The end of official summer has begun. Days are longer and it’s warmer, often, even though there is a cold day now and then to keep us on our toes. All and all, however, the days are warmer and brighter, and the skies are bluer. We look forward toward the summer-time and summer vacation. For many of us this will be a time of warmth and relaxation when we can spend time with our friends around back-yard barbeques at the poolside, or at the beach. As we do these many things the remind us of what is really important about life: not rushing and gathering all of the things that we can, but having time to spend the short, precious moments of our lives with close friends and relatives. During these times we realize that whom we can control or what we can control doesn’t make us good people; what makes us good is the ability to share our love, faith and devotion with others and our desire to create a world of justice, equity, and compassion where everyone has the time and resources to just be able to sit and spend time with their friends. This is all that most people want.
One of the ways that we who consider ourselves more spiritual in the world have begun to give more of the world more access to the pursuit of happiness is through our racial and social justice activities. When we do racial and social justice we bring our gifts and talents to bear to create the world of which we dream. We create ways for people to plug into the system and to become empowered to build their own communities and to help us heal the whole nation. This is what justice making is really about: healing the nations and the world. We often don’t go about it in that way, unfortunately. Sometimes if we have been hurt in the past, or didn’t stand up for ourselves one time or the other, or are angry, we do justice work as a catharsis for that anger. This works to a certain extent, but as most social scientists have confirmed catharsis usually doesn’t get rid of feelings of anger; it actually increases the feeling, because we are not dealing with the real cause of the anger, which is an underlying cause. That is why it is important for us to do our justice making work in a new way; in the way of Martin Luther King and Gandhi, and the many great sages who have gone before us and have made lasting effects in the psyches of the human family.
If a person does justice work out of anger and accepts the identity of a fighter against injustice, when there is no injustice what happens? We can see in our liberal circles by the circular firing squad phenomena that the person simply chooses someone in her or his own group who is treating them unjustly, projects the anger onto that person, and makes him or her the enemy. This is why we should begin to do justice work as a spiritual, growth affirming discipline.
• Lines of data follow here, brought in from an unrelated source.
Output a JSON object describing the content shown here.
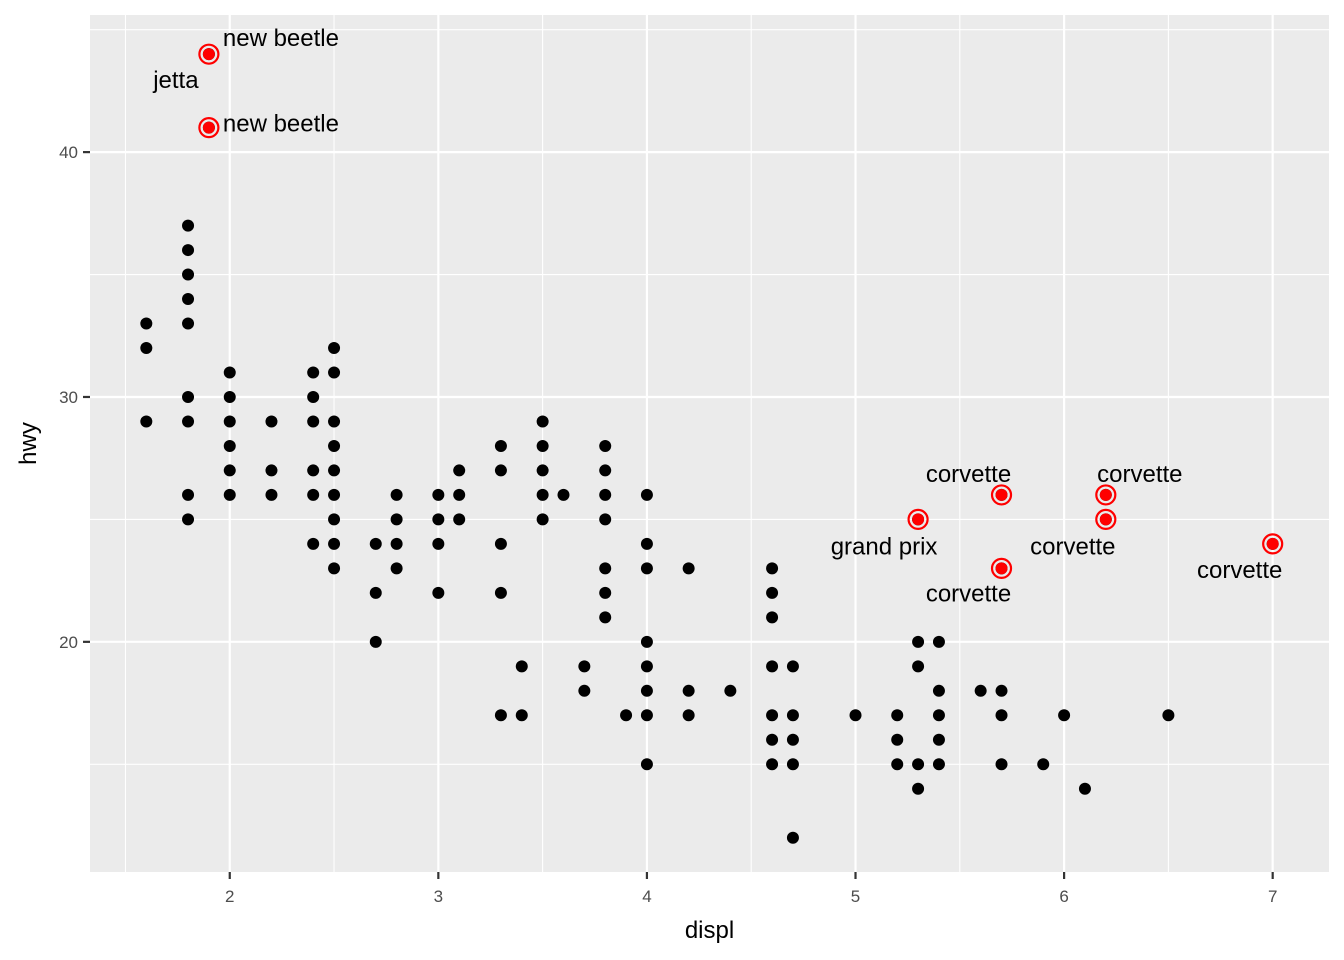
{
  "chart_data": {
    "type": "scatter",
    "title": "",
    "xlabel": "displ",
    "ylabel": "hwy",
    "xlim": [
      1.33,
      7.27
    ],
    "ylim": [
      10.6,
      45.6
    ],
    "xticks": [
      2,
      3,
      4,
      5,
      6,
      7
    ],
    "yticks": [
      20,
      30,
      40
    ],
    "grid": true,
    "colors": {
      "panel": "#ebebeb",
      "grid": "#ffffff",
      "point": "#000000",
      "highlight": "#ff0000"
    },
    "points": [
      {
        "x": 1.6,
        "y": 33
      },
      {
        "x": 1.6,
        "y": 32
      },
      {
        "x": 1.6,
        "y": 29
      },
      {
        "x": 1.8,
        "y": 37
      },
      {
        "x": 1.8,
        "y": 36
      },
      {
        "x": 1.8,
        "y": 35
      },
      {
        "x": 1.8,
        "y": 34
      },
      {
        "x": 1.8,
        "y": 33
      },
      {
        "x": 1.8,
        "y": 30
      },
      {
        "x": 1.8,
        "y": 29
      },
      {
        "x": 1.8,
        "y": 26
      },
      {
        "x": 1.8,
        "y": 25
      },
      {
        "x": 2.0,
        "y": 31
      },
      {
        "x": 2.0,
        "y": 30
      },
      {
        "x": 2.0,
        "y": 29
      },
      {
        "x": 2.0,
        "y": 28
      },
      {
        "x": 2.0,
        "y": 27
      },
      {
        "x": 2.0,
        "y": 26
      },
      {
        "x": 2.2,
        "y": 29
      },
      {
        "x": 2.2,
        "y": 27
      },
      {
        "x": 2.2,
        "y": 26
      },
      {
        "x": 2.4,
        "y": 31
      },
      {
        "x": 2.4,
        "y": 30
      },
      {
        "x": 2.4,
        "y": 29
      },
      {
        "x": 2.4,
        "y": 27
      },
      {
        "x": 2.4,
        "y": 26
      },
      {
        "x": 2.4,
        "y": 24
      },
      {
        "x": 2.5,
        "y": 32
      },
      {
        "x": 2.5,
        "y": 31
      },
      {
        "x": 2.5,
        "y": 29
      },
      {
        "x": 2.5,
        "y": 28
      },
      {
        "x": 2.5,
        "y": 27
      },
      {
        "x": 2.5,
        "y": 26
      },
      {
        "x": 2.5,
        "y": 25
      },
      {
        "x": 2.5,
        "y": 24
      },
      {
        "x": 2.5,
        "y": 23
      },
      {
        "x": 2.7,
        "y": 24
      },
      {
        "x": 2.7,
        "y": 22
      },
      {
        "x": 2.7,
        "y": 20
      },
      {
        "x": 2.8,
        "y": 26
      },
      {
        "x": 2.8,
        "y": 25
      },
      {
        "x": 2.8,
        "y": 24
      },
      {
        "x": 2.8,
        "y": 23
      },
      {
        "x": 3.0,
        "y": 26
      },
      {
        "x": 3.0,
        "y": 25
      },
      {
        "x": 3.0,
        "y": 24
      },
      {
        "x": 3.0,
        "y": 22
      },
      {
        "x": 3.1,
        "y": 27
      },
      {
        "x": 3.1,
        "y": 26
      },
      {
        "x": 3.1,
        "y": 25
      },
      {
        "x": 3.3,
        "y": 28
      },
      {
        "x": 3.3,
        "y": 27
      },
      {
        "x": 3.3,
        "y": 24
      },
      {
        "x": 3.3,
        "y": 22
      },
      {
        "x": 3.3,
        "y": 17
      },
      {
        "x": 3.4,
        "y": 19
      },
      {
        "x": 3.4,
        "y": 17
      },
      {
        "x": 3.5,
        "y": 29
      },
      {
        "x": 3.5,
        "y": 28
      },
      {
        "x": 3.5,
        "y": 27
      },
      {
        "x": 3.5,
        "y": 26
      },
      {
        "x": 3.5,
        "y": 25
      },
      {
        "x": 3.6,
        "y": 26
      },
      {
        "x": 3.7,
        "y": 19
      },
      {
        "x": 3.7,
        "y": 18
      },
      {
        "x": 3.8,
        "y": 28
      },
      {
        "x": 3.8,
        "y": 27
      },
      {
        "x": 3.8,
        "y": 26
      },
      {
        "x": 3.8,
        "y": 25
      },
      {
        "x": 3.8,
        "y": 23
      },
      {
        "x": 3.8,
        "y": 22
      },
      {
        "x": 3.8,
        "y": 21
      },
      {
        "x": 3.9,
        "y": 17
      },
      {
        "x": 4.0,
        "y": 26
      },
      {
        "x": 4.0,
        "y": 24
      },
      {
        "x": 4.0,
        "y": 23
      },
      {
        "x": 4.0,
        "y": 20
      },
      {
        "x": 4.0,
        "y": 19
      },
      {
        "x": 4.0,
        "y": 18
      },
      {
        "x": 4.0,
        "y": 17
      },
      {
        "x": 4.0,
        "y": 15
      },
      {
        "x": 4.2,
        "y": 23
      },
      {
        "x": 4.2,
        "y": 18
      },
      {
        "x": 4.2,
        "y": 17
      },
      {
        "x": 4.4,
        "y": 18
      },
      {
        "x": 4.6,
        "y": 23
      },
      {
        "x": 4.6,
        "y": 22
      },
      {
        "x": 4.6,
        "y": 21
      },
      {
        "x": 4.6,
        "y": 19
      },
      {
        "x": 4.6,
        "y": 17
      },
      {
        "x": 4.6,
        "y": 16
      },
      {
        "x": 4.6,
        "y": 15
      },
      {
        "x": 4.7,
        "y": 19
      },
      {
        "x": 4.7,
        "y": 17
      },
      {
        "x": 4.7,
        "y": 16
      },
      {
        "x": 4.7,
        "y": 15
      },
      {
        "x": 4.7,
        "y": 12
      },
      {
        "x": 5.0,
        "y": 17
      },
      {
        "x": 5.2,
        "y": 17
      },
      {
        "x": 5.2,
        "y": 16
      },
      {
        "x": 5.2,
        "y": 15
      },
      {
        "x": 5.3,
        "y": 20
      },
      {
        "x": 5.3,
        "y": 19
      },
      {
        "x": 5.3,
        "y": 15
      },
      {
        "x": 5.3,
        "y": 14
      },
      {
        "x": 5.4,
        "y": 20
      },
      {
        "x": 5.4,
        "y": 18
      },
      {
        "x": 5.4,
        "y": 17
      },
      {
        "x": 5.4,
        "y": 16
      },
      {
        "x": 5.4,
        "y": 15
      },
      {
        "x": 5.6,
        "y": 18
      },
      {
        "x": 5.7,
        "y": 18
      },
      {
        "x": 5.7,
        "y": 17
      },
      {
        "x": 5.7,
        "y": 15
      },
      {
        "x": 5.9,
        "y": 15
      },
      {
        "x": 6.0,
        "y": 17
      },
      {
        "x": 6.1,
        "y": 14
      },
      {
        "x": 6.5,
        "y": 17
      }
    ],
    "highlighted": [
      {
        "x": 1.9,
        "y": 44,
        "labels": [
          {
            "text": "new beetle",
            "anchor": "start",
            "dx": 14,
            "dy": -8
          },
          {
            "text": "jetta",
            "anchor": "middle",
            "dx": -33,
            "dy": 34
          }
        ]
      },
      {
        "x": 1.9,
        "y": 41,
        "labels": [
          {
            "text": "new beetle",
            "anchor": "start",
            "dx": 14,
            "dy": 4
          }
        ]
      },
      {
        "x": 5.3,
        "y": 25,
        "labels": [
          {
            "text": "grand prix",
            "anchor": "middle",
            "dx": -34,
            "dy": 35
          }
        ]
      },
      {
        "x": 5.7,
        "y": 26,
        "labels": [
          {
            "text": "corvette",
            "anchor": "middle",
            "dx": -33,
            "dy": -13
          }
        ]
      },
      {
        "x": 5.7,
        "y": 23,
        "labels": [
          {
            "text": "corvette",
            "anchor": "middle",
            "dx": -33,
            "dy": 33
          }
        ]
      },
      {
        "x": 6.2,
        "y": 26,
        "labels": [
          {
            "text": "corvette",
            "anchor": "middle",
            "dx": 34,
            "dy": -13
          }
        ]
      },
      {
        "x": 6.2,
        "y": 25,
        "labels": [
          {
            "text": "corvette",
            "anchor": "middle",
            "dx": -33,
            "dy": 35
          }
        ]
      },
      {
        "x": 7.0,
        "y": 24,
        "labels": [
          {
            "text": "corvette",
            "anchor": "middle",
            "dx": -33,
            "dy": 34
          }
        ]
      }
    ]
  }
}
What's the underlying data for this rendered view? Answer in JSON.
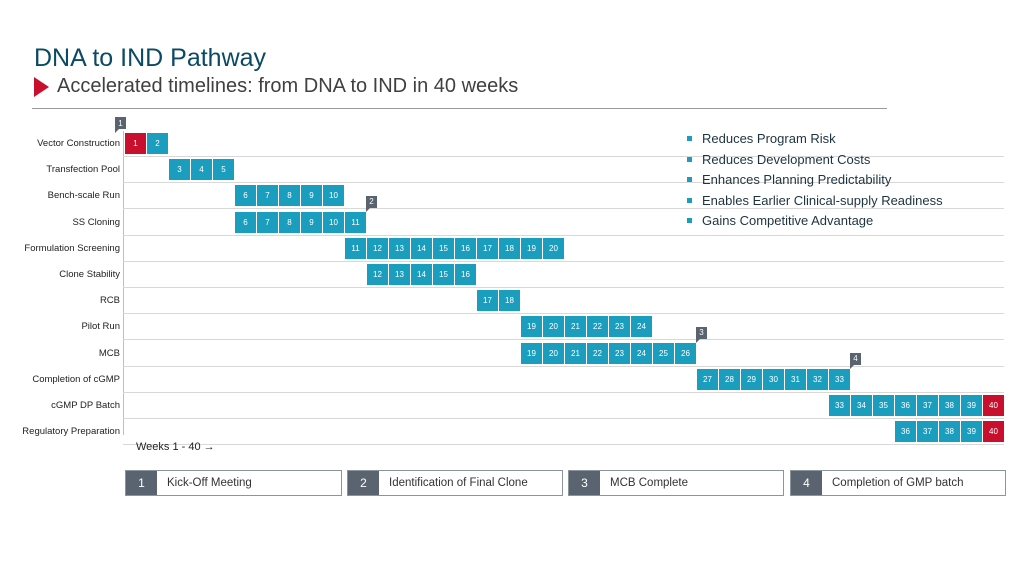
{
  "header": {
    "title": "DNA to IND Pathway",
    "subtitle": "Accelerated timelines: from DNA to IND in 40 weeks"
  },
  "benefits": [
    "Reduces Program Risk",
    "Reduces Development Costs",
    "Enhances Planning Predictability",
    "Enables Earlier Clinical-supply Readiness",
    "Gains Competitive Advantage"
  ],
  "gantt": {
    "rows": [
      {
        "label": "Vector Construction",
        "start": 1,
        "end": 2
      },
      {
        "label": "Transfection Pool",
        "start": 3,
        "end": 5
      },
      {
        "label": "Bench-scale Run",
        "start": 6,
        "end": 10
      },
      {
        "label": "SS Cloning",
        "start": 6,
        "end": 11
      },
      {
        "label": "Formulation Screening",
        "start": 11,
        "end": 20
      },
      {
        "label": "Clone Stability",
        "start": 12,
        "end": 16
      },
      {
        "label": "RCB",
        "start": 17,
        "end": 18
      },
      {
        "label": "Pilot Run",
        "start": 19,
        "end": 24
      },
      {
        "label": "MCB",
        "start": 19,
        "end": 26
      },
      {
        "label": "Completion of cGMP",
        "start": 27,
        "end": 33
      },
      {
        "label": "cGMP DP Batch",
        "start": 33,
        "end": 40
      },
      {
        "label": "Regulatory Preparation",
        "start": 36,
        "end": 40
      }
    ],
    "highlight_weeks": [
      "1",
      "40"
    ],
    "highlight_color": "#c8102e",
    "bar_color": "#1b9dbd",
    "markers": [
      {
        "id": "1",
        "week": 1,
        "row": 0
      },
      {
        "id": "2",
        "week": 11,
        "row": 3
      },
      {
        "id": "3",
        "week": 26,
        "row": 8
      },
      {
        "id": "4",
        "week": 33,
        "row": 9
      }
    ],
    "axis_label": "Weeks 1 - 40 →"
  },
  "legend": [
    {
      "num": "1",
      "text": "Kick-Off Meeting"
    },
    {
      "num": "2",
      "text": "Identification of Final Clone"
    },
    {
      "num": "3",
      "text": "MCB Complete"
    },
    {
      "num": "4",
      "text": "Completion of GMP batch"
    }
  ]
}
This would be like Karmic Yoga.
We can do many of the things we are doing now, but in Karmic Yoga one becomes the person that one wants the world to be. One lives as a citizen of the Beloved Community by channeling the love and justice of the divine and working as a loving, spiritual healer instead of a fighter. One surrenders his or her successes to love and renounces the right to be angry, upset, or discouraged and works diligently. One lives in the now, working moment to moment at one’s tasks as a representative of the embodiment of love. Meister Eckhart described this as being a Mother of God. To him we were the one’s birthing God, or the embodiment of love and divine justice, into the world as the creative human beings that we are. As we do God there is no need to worry whether there is a big man walking around in heaven called God or not. We are creating a new world and re-creating ourselves as we work moment by moment to bring about a just and equitable world.
As the writer Kalidassa once wrote: “Today well lived makes every yesterday a dream of happiness and every tomorrow a vision of hope.” If we can just live moment to moment in the now, not worrying about tomorrow, standing with our feet firmly rooted in the ground and our head far above, standing in the doorway in the winds of adversity without flinching, by the very essence of our being we will create a Beloved Community whatever path we choose.
Social/Racial Justice is not a task that one has to hold ones nose to do, it is a path to societal liberation and as we do karmic yoga it is a path to spiritual liberation. When one is whole and one is awake these thinks don’t exist. We realize that we are truly one.
Namaste
Om Prakash (John Gilmore)
Om Prakash (John Gilmore) was a graduate of Meadville Lombard Divinity School and later a graduate of University of Creation Spirituality, a Wisdom University founded by Rev., Dr. Mathew Fox based on the idea of mystic as agent of change. Om Prakash also did post doctoral work as a visiting instructor at The Sat Yoga Institute for Transpersonal Development where he became a Sat (The reality of truth) Yogi. He is a Certified Massage Therapist and Body Worker, a Spiritual Director, and a teacher of Tai-Chi, Chi-kung, and Jun Bao Kenpo for health and longevity.